Extending jobless aid remains broadly popular with the American public: A Quinnipiac poll last week showed that voters supported an extension 58% to 37%. Among the jobless, there's deep anger, frustration, and disillusionment with Congress's inaction—and plenty of fingerpointing at both parties. 

"I haven't heard a lot of congressmen holding town halls and begging for constituents to tell their stories. They don't want to hear it," says Jamison. She isn't happy with the conservative flank of the GOP but also believes Democrats have lost the trust of the American public. "They're both to blame," she concludes. 

The fight over Senate procedure has also obscured the issues at hand. Republicans have fought with Democrats over voting on what Majority Leader Harry Reid describes as "poison-pill amendments" to pay for the legislation. The Senate GOP has refused to take the threat of a filibuster off the table.

"Put it out there what exactly everybody wants. What do these Republicans want, that the Democrats don't want to give up?  I want to know what the fight is," says Consiglio. "It's 'he said, she said'—everyone wants to point a finger."

Carl Smith, whose unemployment benefits ran out last month, believes Reid was asking for too much by proposing a 11.5-month extension instead of a three-month one and isn't holding out hope for a deal. "I didn't have a whole lot of hope with the House, but I think that pushed it over, it truly did," says Smith, 59, who was laid off after 31 years working as a logistics expert at a Ohio defense contractor. 

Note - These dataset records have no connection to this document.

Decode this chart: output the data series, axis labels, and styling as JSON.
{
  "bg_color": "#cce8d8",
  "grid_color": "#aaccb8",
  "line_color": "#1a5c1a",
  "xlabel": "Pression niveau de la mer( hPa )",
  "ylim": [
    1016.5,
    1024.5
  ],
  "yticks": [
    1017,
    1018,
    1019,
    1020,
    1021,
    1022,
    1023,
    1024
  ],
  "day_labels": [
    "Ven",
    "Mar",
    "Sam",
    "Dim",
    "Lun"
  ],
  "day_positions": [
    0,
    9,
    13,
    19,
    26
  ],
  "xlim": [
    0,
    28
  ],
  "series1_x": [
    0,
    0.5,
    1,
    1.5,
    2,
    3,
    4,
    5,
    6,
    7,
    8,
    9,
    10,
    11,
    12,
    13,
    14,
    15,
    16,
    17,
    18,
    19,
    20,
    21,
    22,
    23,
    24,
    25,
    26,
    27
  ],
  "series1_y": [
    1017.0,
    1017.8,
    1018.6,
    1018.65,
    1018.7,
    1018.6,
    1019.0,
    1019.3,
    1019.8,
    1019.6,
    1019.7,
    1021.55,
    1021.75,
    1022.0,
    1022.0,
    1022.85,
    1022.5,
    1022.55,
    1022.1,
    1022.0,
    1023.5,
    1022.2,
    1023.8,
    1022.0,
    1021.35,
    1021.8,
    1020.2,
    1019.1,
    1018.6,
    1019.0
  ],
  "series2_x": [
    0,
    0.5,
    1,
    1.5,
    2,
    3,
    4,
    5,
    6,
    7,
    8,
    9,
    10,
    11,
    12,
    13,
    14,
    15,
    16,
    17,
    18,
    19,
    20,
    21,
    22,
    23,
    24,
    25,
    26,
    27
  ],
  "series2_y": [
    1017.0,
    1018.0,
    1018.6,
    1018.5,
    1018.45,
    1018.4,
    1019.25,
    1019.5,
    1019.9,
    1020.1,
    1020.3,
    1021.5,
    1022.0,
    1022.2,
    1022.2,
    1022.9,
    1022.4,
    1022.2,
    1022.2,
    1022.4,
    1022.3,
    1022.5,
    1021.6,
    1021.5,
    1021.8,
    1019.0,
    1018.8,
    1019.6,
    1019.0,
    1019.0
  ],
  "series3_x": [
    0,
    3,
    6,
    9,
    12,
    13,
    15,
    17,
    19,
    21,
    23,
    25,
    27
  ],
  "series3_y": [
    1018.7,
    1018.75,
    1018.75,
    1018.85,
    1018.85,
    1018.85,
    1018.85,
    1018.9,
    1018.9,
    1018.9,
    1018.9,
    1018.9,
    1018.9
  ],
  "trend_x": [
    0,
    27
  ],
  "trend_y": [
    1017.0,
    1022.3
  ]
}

Many aren't feeling hopeful that things will turn around any time soon—either in Congress or the economy as a whole. Among the unemployed, consumer confidence dropped from 39.2 to 35.2 in the first two weeks of January—"the steepest two-week decline in absolute terms since the summer"—according to data from Hamilton Place Strategies and CivicScience. 

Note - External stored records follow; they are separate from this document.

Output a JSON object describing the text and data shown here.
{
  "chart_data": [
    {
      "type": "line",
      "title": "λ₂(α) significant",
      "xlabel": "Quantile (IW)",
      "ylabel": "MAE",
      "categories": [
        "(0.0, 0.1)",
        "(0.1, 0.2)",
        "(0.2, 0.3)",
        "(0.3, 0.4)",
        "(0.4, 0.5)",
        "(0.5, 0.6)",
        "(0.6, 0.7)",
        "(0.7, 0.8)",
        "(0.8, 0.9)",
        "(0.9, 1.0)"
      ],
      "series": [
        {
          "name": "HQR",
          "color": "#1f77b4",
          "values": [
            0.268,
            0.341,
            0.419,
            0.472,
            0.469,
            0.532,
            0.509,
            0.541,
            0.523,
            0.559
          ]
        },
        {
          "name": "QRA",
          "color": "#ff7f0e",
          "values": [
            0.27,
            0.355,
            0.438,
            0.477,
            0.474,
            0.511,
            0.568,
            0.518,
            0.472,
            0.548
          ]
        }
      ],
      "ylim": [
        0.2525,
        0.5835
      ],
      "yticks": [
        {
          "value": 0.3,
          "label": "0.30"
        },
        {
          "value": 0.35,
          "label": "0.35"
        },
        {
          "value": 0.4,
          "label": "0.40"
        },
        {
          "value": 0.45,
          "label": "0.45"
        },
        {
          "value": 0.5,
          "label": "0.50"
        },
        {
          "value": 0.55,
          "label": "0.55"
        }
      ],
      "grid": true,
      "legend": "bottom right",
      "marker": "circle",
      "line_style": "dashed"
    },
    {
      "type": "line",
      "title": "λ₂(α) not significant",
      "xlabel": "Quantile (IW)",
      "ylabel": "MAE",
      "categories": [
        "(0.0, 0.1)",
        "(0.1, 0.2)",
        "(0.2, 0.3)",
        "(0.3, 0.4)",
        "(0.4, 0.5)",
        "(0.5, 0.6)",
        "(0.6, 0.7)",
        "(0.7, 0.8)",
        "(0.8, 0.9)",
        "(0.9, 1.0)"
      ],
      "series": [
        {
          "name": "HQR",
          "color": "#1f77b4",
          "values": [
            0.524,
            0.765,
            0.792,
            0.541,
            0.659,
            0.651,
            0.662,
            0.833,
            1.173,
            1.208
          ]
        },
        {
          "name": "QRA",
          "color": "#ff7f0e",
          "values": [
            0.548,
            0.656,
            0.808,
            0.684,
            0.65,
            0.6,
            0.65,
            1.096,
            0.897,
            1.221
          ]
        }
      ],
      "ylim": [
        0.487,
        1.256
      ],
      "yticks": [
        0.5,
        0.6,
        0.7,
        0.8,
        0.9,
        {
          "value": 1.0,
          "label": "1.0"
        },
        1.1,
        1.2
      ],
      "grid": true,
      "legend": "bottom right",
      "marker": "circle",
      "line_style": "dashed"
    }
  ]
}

Danny Pacheco, 34, is just hoping he can scrape together enough for diapers and baby food for his five-month-old infant. He lost his federal unemployed benefits in December after nearly a year and a half of looking for work and going back to college to work toward finishing his Bachelor's degree. 

"It's a thousand people vying for three jobs," says Pacheco, who lives in Rhode Island, which has the country's second highest unemployment rate. "It's the same thing over and over again."